Si è concluso con un grande successo il challenge GPU4EO con il team vincitore che, nelle 10 settimane a disposizione, ha ridotto dell’80% il tempo di elaborazione di una coppia interferometrica di immagini radar portandola da 25 a 3 minuti.

Un risultato ottenuto rivisitando gli algoritmi di DORIS, il software per l’elaborazione di immagini radar satellitari, ed utilizzando le potenzialità di una scheda grafica GPU NVIDIA k40.

Il team vincitore è risultato quello capitanato dal Prof. Italo Epicoco dell’Università del Salento, con Francesca Macchia e Francesca Mele. Questo team è stato premiato da Giovanni Sylos Labini CEO di Planetek Italia che ha messo in palio il premio di 5.000 €. (video dell’intervista).

I team finalisti sono risultati variamente composti: il “team Epicoco” formato da ricercatori dell’Università del Salento e del CMCC, il “team Putignano” composto da Putignano-Izzo-Sabella-Chiusolo, professionisti che operano nel settore del remote sensing, e il “team Poliba” composto dal trio Guerriero-Anelli-Pagliara del Politecnico di Bari.

I team si sono confrontati con la sfida che richiedeva, come requisito minimo di partecipazione, di almeno dimezzare i tempi di elaborazione pur garantendo la massima qualità del risultato dell’elaborazione come ha illustrato Raffaele Nutricato di GAP (video) che ha anche spiegato per quale motivo è stato adottato DORIS come software di riferimento per il challenge.

I risultati di tutti i 3 team finalisti hanno dimostrato che con l’adozione delle GPU ci sono ampi margini di ottimizzazione dei software di image processing.

Le strategie di ottimizzazione adottate dai team sono state illustrate durante il workshop (i video dei team Epicoco, Putignano, Poliba).
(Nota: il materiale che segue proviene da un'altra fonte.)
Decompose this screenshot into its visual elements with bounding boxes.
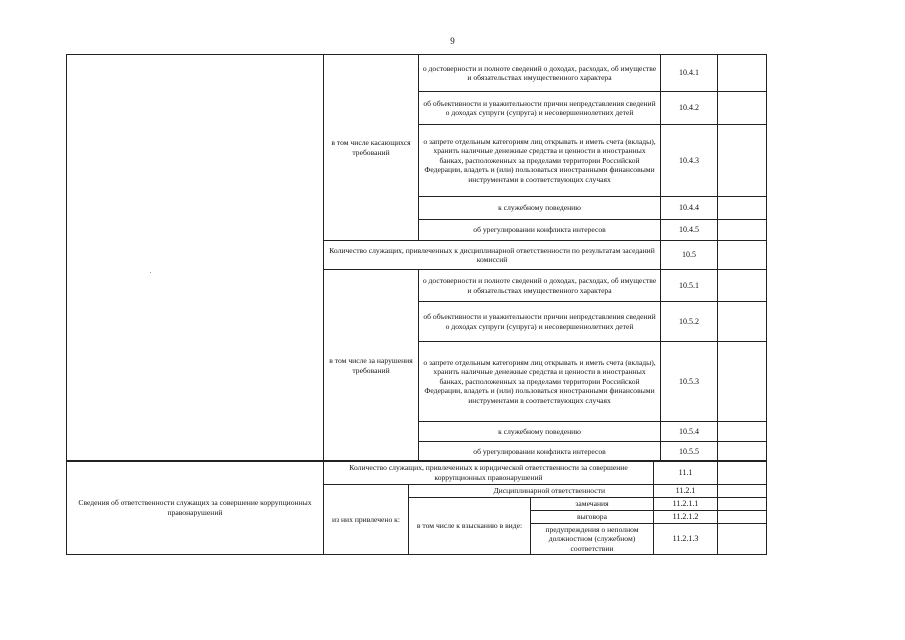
value-cell [718, 485, 767, 498]
value-cell [718, 498, 767, 511]
penalty-code-11-2-1-3: 11.2.1.3 [654, 524, 718, 555]
page-number: 9 [450, 36, 455, 46]
row-code-10-5-1: 10.5.1 [661, 270, 718, 302]
value-cell [718, 197, 767, 220]
value-cell [718, 511, 767, 524]
row-code-10-4-3: 10.4.3 [661, 125, 718, 197]
value-cell [718, 125, 767, 197]
group-label-10-5: в том числе за нарушения требований [324, 270, 419, 462]
row-text-10-4-4: к служебному поведению [419, 197, 661, 220]
penalty-code-11-2-1-1: 11.2.1.1 [654, 498, 718, 511]
value-cell [718, 422, 767, 442]
row-text-10-4-1: о достоверности и полноте сведений о доходах, расходах, об имуществе и обязательствах имущественного характера [419, 55, 661, 92]
row-text-10-5-2: об объективности и уважительности причин непредставления сведений о доходах супруги (супруга) и несовершеннолетних детей [419, 302, 661, 342]
section-11-title: Сведения об ответственности служащих за совершение коррупционных правонарушений [67, 461, 324, 555]
table-row [67, 461, 767, 485]
value-cell [718, 461, 767, 485]
row-code-11-2-1: 11.2.1 [654, 485, 718, 498]
row-text-10-5: Количество служащих, привлеченных к дисциплинарной ответственности по результатам заседаний комиссий [324, 241, 661, 270]
row-code-10-5-3: 10.5.3 [661, 342, 718, 422]
report-table [66, 54, 767, 462]
row-text-10-5-1: о достоверности и полноте сведений о доходах, расходах, об имуществе и обязательствах имущественного характера [419, 270, 661, 302]
row-code-10-4-4: 10.4.4 [661, 197, 718, 220]
penalty-text-11-2-1-3: предупреждения о неполном должностном (служебном) соответствии [531, 524, 654, 555]
value-cell [718, 442, 767, 462]
row-text-10-5-3: о запрете отдельным категориям лиц открывать и иметь счета (вклады), хранить наличные денежные средства и ценности в иностранных банках, расположенных за пределами территории Российской Федерации, владеть и (или) пользоваться иностранными финансовыми инструментами в соответствующих случаях [419, 342, 661, 422]
value-cell [718, 55, 767, 92]
row-text-10-5-4: к служебному поведению [419, 422, 661, 442]
value-cell [718, 270, 767, 302]
value-cell [718, 302, 767, 342]
row-text-10-4-3: о запрете отдельным категориям лиц открывать и иметь счета (вклады), хранить наличные денежные средства и ценности в иностранных банках, расположенных за пределами территории Российской Федерации, владеть и (или) пользоваться иностранными финансовыми инструментами в соответствующих случаях [419, 125, 661, 197]
penalty-text-11-2-1-1: замечания [531, 498, 654, 511]
group-label-10-4: в том числе касающихся требований [324, 55, 419, 241]
row-code-10-5-5: 10.5.5 [661, 442, 718, 462]
value-cell [718, 220, 767, 241]
row-code-10-4-1: 10.4.1 [661, 55, 718, 92]
of-them-label: из них привлечено к: [324, 485, 409, 555]
row-text-10-4-2: об объективности и уважительности причин непредставления сведений о доходах супруги (супруга) и несовершеннолетних детей [419, 92, 661, 125]
including-label: в том числе к взысканию в виде: [409, 498, 531, 555]
empty-left-cell [67, 55, 324, 462]
row-code-10-5-2: 10.5.2 [661, 302, 718, 342]
table-row [67, 55, 767, 92]
row-code-10-4-2: 10.4.2 [661, 92, 718, 125]
row-text-10-4-5: об урегулировании конфликта интересов [419, 220, 661, 241]
row-code-10-5: 10.5 [661, 241, 718, 270]
value-cell [718, 241, 767, 270]
row-code-11-1: 11.1 [654, 461, 718, 485]
row-text-10-5-5: об урегулировании конфликта интересов [419, 442, 661, 462]
value-cell [718, 92, 767, 125]
section-11-table [66, 460, 767, 555]
row-code-10-5-4: 10.5.4 [661, 422, 718, 442]
value-cell [718, 342, 767, 422]
row-code-10-4-5: 10.4.5 [661, 220, 718, 241]
value-cell [718, 524, 767, 555]
row-text-11-1: Количество служащих, привлеченных к юридической ответственности за совершение коррупционных правонарушений [324, 461, 654, 485]
penalty-text-11-2-1-2: выговора [531, 511, 654, 524]
penalty-code-11-2-1-2: 11.2.1.2 [654, 511, 718, 524]
row-text-11-2-1: Дисциплинарной ответственности [409, 485, 654, 498]
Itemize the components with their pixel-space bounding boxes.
Tutti i team hanno evidenziato che la fase di ricampionamento è quella che richiede i maggiori tempi di elaborazione e per questo motivo si sono concentrati principalmente su questa fase. Il team vincitore ha ridotto i tempi di ricampionamento portandoli da 580 secondi a soli 10 secondi!

Tutti i team hanno meso in evidenza che con il processing con GPU le performance sono fortemente penalizzate dalla frequente lettura/scrittura di file intermedi al termine delle operazioni di elaborazione. Una strategia da perseguire nel porting dei software verso le GPU è proprio la riduzione delle operazioni di lettura/scrittura con la possibilità di mettere in memoria grandi quantità di dati da elaborare sfruttando le caratteristiche delle GPU disponibili sul mercato.

Le modalità di misurazione delle prestazioni dei team sono state illustrate da Giacinto Donvito dell’INFN (vedi il video) che ha anche messo in evidenza che nessun team è comunque riuscito a saturare le capacità elaborative della scheda video a dimostrazione che ci sono ancora ampi margini di miglioramento.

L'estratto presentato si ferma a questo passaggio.